Wang Rui

Personal information
- Born: 29 August 1993 (age 32) Deyang, China

Sport
- Country: China
- Sport: Para table tennis
- Disability class: C7

Medal record
Para table tennis
Representing China
Paralympic Games
| Gold medal – first place | 2021 Tokyo | Teams C6-8 |
| Bronze medal – third place | 2024 Paris | Singles WS7 |
World Championships
| Gold medal – first place | 2014 Beijing | Teams C6-8 |
| Silver medal – second place | 2014 Beijing | Singles C7 |
Asian Para Games
| Gold medal – first place | 2014 Incheon | Singles C6-7 |
| Gold medal – first place | 2014 Incheon | Teams C6-8 |
| Gold medal – first place | 2018 Jakarta | Singles C7 |
| Gold medal – first place | 2022 Hangzhou | Singles C7 |
| Bronze medal – third place | 2018 Jakarta | Teams C8-10 |
Asian Championships
| Gold medal – first place | 2017 Beijing | Singles C6-7 |
| Gold medal – first place | 2017 Beijing | Teams C6-8 |
| Gold medal – first place | 2019 Taichung | Singles C7 |
| Gold medal – first place | 2019 Taichung | Teams C8 |

= Wang Rui (table tennis) =

Chinese para table tennis player

Wang Rui (born 29 August 1993) is a Chinese former para table tennis player who competed at international table tennis competitions. She is a Paralympic champion, World champion, three-time Asian Para Games champion and four-time Asian champion in both singles and teams events.

==Life-changing injury==
In May 2008, Wang was in school studying for her exams. The building shook violently and Wang couldn't react in time as the building collapsed, she was knocked unconscious on the impact of a wall fallen on top of her. Once she regained consciousness, she saw that she was underneath rubble and her right leg was severely injured by the heavy materials. After ten hours of being stuck under the rubble, she was eventually rescued. Once she was retrieved by the volunteers who rescued her, she heard that there had been a major earthquake and Wang was fortunate to survive despite her serious lower body injuries which led to her right leg being amputated.

==Sporting career==
A year on from the natural disaster, Wang started table tennis training at the age of 16. She participated in her first competition in the Sichuan prefecture and won her first gold medal. Following her incredible success, she joined the Chinese para table tennis team in 2013. Her highest achievement was qualifying and competing at the 2016 Summer Paralympics in Rio de Janeiro, she didn't advance through the group stage following only one win and two losses.

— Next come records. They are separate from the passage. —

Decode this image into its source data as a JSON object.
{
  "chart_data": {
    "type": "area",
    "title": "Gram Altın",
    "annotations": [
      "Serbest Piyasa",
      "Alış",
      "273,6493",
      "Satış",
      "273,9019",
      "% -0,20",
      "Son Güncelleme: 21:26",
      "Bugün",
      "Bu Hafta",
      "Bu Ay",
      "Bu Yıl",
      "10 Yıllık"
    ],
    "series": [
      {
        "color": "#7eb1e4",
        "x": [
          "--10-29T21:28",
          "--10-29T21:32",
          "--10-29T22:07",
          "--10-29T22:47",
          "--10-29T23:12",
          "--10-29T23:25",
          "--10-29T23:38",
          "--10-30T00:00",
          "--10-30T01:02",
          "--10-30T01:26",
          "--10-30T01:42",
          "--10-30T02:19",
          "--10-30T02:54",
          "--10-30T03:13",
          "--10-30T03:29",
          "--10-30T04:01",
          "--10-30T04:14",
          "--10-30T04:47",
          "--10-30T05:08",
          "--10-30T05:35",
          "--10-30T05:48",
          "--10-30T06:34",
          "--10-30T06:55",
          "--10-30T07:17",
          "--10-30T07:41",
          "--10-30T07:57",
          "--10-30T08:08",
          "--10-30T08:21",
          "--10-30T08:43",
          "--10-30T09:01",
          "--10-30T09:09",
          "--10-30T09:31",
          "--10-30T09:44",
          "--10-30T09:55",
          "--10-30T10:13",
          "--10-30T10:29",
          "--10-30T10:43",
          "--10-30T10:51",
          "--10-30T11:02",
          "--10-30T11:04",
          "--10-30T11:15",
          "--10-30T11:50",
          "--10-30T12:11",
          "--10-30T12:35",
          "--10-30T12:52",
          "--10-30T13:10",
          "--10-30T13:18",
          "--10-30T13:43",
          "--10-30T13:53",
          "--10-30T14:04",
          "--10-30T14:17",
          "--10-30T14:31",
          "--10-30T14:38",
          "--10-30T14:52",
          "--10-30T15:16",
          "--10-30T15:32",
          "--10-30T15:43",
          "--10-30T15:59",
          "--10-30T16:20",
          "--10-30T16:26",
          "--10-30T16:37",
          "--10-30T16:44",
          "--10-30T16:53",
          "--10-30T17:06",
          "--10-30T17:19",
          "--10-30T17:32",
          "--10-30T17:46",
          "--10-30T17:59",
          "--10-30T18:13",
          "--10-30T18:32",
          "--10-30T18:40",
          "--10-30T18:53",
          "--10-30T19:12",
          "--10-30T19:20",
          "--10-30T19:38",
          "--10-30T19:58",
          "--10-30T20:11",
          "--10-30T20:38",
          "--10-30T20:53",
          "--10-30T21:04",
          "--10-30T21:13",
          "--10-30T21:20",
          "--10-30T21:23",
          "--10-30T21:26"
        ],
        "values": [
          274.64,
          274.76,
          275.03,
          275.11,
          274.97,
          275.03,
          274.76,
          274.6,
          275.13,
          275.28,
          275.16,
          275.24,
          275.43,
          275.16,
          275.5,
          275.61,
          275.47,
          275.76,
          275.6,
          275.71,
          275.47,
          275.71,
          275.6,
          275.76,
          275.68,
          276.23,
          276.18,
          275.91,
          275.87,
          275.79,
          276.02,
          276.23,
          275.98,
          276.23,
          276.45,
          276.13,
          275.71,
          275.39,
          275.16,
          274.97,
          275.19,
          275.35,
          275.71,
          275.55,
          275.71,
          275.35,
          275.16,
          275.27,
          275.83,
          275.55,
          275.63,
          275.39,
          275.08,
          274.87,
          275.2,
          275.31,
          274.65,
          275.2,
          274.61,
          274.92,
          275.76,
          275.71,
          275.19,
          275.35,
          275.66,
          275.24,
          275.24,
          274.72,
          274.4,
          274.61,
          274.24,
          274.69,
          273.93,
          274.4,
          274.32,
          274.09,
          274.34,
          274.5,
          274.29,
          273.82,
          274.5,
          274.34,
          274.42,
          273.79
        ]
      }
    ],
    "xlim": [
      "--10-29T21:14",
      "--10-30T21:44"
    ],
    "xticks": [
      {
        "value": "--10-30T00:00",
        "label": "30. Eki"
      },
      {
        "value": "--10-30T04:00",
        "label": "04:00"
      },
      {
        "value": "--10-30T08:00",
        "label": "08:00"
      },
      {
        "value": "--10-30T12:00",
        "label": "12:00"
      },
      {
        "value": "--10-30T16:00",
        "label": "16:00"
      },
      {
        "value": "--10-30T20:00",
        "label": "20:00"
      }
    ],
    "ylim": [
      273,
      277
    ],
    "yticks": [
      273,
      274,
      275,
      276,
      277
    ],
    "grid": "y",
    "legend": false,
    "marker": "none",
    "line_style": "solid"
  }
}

She competed at her second Paralympics Games, the 2020 Summer Paralympics, she was on top of the leaderboard in the group stage and went onto the quarterfinals, she lost in straight sets by Victoriya Safonova. Hope wasn't lost as she had another opportunity of winning a medal in the team events with Mao Jingdian and Huang Wenjuan, the team won their quarterfinal and semifinal matches in straight sets against Germany and France respectively, the Chinese team went on to beat Netherlands and won the title. The victory was Wang and Huang's first title and Mao's fourth gold medal.